Choice Law Would Hurt Public Schools
Put Parents in Charge would drain millions from most S.C. districts


Harry Miley, a former adviser to two GOP governors, has found a huge chink in the armor of Gov. Mark Sanford's proposal to subsidize private-school tuition. Supporters of the proposal, the Put Parents in Charge Act, contend that sending former public schoolchildren to private schools would actually enrich public schools.

As "proof," they offer Clemson economist Cotton Lindsay's 2004 cost analysis of the proposal, which would use state and local tax credits to help parents defray private-school tuition. Lindsay "found" that public schools would gain $600 for each student who leaves for a private school.

But in a new study commissioned by the associations that represent S.C. school boards and school administrators, Miley concludes that the Put Parents in Charge Act actually would cost each S.C. school district an average $4.1 million in the first five years of its life. In his study, Miley takes the harsh realities of the S.C. school finance and school maintenance into account. Lindsay's study did not.

Specifically, Miley and his associates note that fixed public school costs would remain when a student leaves a classroom. Lindsay assumes in his study that so many children would leave public schools under Put Parents in Charge, school districts could shut down entire classrooms. This is highly debatable.

In most S.C. school districts, academic quality, as measured by the state's report card system, continues to improve. Parents who believe that public schools work for their children seem unlikely to exercise a private-school option.

If fewer students are using school buildings, as Miley notes, the buildings still need to be heated, cooled and maintained. Lindsay's assumption would be valid only if so many kids left public schools that entire buildings could be shut down and large numbers of teachers could be laid off.

The most glaring omission from Lindsay's study is the financial pounding that Put Parents in Charge would exert on school districts because of the mechanics of S.C. Education Finance Act - the law with which the state supplements local school funding.

Miley notes that every student who leaves Horry County Schools would cost the school district $938 in state payments. In Georgetown, the Education Finance Act hit would be larger, as that district educates a higher percentage of children from low-income families.

All this, of course, begs the question of whether public schools that parents say are failing deserve to keep their per-pupil appropriations from the state.
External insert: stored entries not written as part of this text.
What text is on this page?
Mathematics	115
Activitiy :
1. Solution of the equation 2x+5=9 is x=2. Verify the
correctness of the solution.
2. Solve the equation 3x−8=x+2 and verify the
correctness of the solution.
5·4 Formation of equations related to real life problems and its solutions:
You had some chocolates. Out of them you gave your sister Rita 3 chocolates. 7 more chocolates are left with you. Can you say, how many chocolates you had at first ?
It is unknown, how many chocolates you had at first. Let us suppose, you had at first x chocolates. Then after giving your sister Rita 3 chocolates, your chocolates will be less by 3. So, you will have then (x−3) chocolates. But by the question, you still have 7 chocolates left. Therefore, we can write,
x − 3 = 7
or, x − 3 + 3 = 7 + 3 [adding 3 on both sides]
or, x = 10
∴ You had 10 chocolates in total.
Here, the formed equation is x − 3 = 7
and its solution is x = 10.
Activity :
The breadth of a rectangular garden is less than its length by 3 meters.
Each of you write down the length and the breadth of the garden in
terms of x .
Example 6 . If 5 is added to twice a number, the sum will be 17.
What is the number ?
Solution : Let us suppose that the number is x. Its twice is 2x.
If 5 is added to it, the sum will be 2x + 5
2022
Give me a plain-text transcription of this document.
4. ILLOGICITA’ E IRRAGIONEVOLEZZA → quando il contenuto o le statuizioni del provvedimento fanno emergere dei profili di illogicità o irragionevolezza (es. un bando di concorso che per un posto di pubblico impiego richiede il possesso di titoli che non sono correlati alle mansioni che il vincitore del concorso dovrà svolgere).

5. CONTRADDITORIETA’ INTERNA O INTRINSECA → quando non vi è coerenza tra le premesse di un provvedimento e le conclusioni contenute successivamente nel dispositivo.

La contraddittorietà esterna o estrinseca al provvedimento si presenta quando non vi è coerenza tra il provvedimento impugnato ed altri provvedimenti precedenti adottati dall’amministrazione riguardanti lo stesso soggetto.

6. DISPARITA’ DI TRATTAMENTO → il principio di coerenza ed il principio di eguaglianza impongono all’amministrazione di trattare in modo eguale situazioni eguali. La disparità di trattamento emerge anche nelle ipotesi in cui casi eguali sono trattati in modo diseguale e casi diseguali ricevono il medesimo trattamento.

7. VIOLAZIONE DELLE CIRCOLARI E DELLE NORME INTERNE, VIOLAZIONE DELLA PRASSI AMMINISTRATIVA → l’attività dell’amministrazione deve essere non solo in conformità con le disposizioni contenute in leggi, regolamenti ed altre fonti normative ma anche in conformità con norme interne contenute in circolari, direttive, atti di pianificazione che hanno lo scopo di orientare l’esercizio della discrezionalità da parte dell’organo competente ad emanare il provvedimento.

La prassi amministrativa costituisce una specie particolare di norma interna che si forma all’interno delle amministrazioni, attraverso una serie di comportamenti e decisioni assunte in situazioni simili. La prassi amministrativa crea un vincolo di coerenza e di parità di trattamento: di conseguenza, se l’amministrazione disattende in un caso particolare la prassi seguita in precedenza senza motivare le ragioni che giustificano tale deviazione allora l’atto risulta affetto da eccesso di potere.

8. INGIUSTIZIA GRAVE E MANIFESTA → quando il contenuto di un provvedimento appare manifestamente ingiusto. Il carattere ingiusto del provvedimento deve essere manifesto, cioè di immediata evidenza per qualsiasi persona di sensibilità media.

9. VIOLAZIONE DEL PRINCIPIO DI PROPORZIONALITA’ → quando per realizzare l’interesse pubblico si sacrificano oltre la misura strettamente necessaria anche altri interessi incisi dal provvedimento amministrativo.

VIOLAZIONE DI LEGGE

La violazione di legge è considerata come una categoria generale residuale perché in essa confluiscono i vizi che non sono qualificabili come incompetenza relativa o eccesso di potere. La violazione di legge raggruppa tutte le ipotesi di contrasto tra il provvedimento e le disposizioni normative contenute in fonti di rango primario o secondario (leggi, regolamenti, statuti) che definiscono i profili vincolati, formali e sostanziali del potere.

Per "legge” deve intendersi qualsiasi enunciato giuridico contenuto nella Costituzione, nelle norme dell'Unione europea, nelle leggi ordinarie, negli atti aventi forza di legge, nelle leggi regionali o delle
But the concern here is the demonstrable weaknesses of Lindsay's 2004 findings.

Put Parents in Charge advocates frequently cite his study to bolster their argument that enactment of state income tax and property-tax credits for private-school tuition would not hurt the public schools. As legislators weigh the merits of Sanford's proposal this year, they at least should work from a reliable set of assumptions about its financial effect on public schools over time.

Regardless of what South Carolinians think about them, public schools will remain the state's main basic-education delivery system if Put Parents in Charge becomes law. Blowing a hole in the public school finance system because of misinformation about the effects of Put Parents in Charge would be foolish public policy.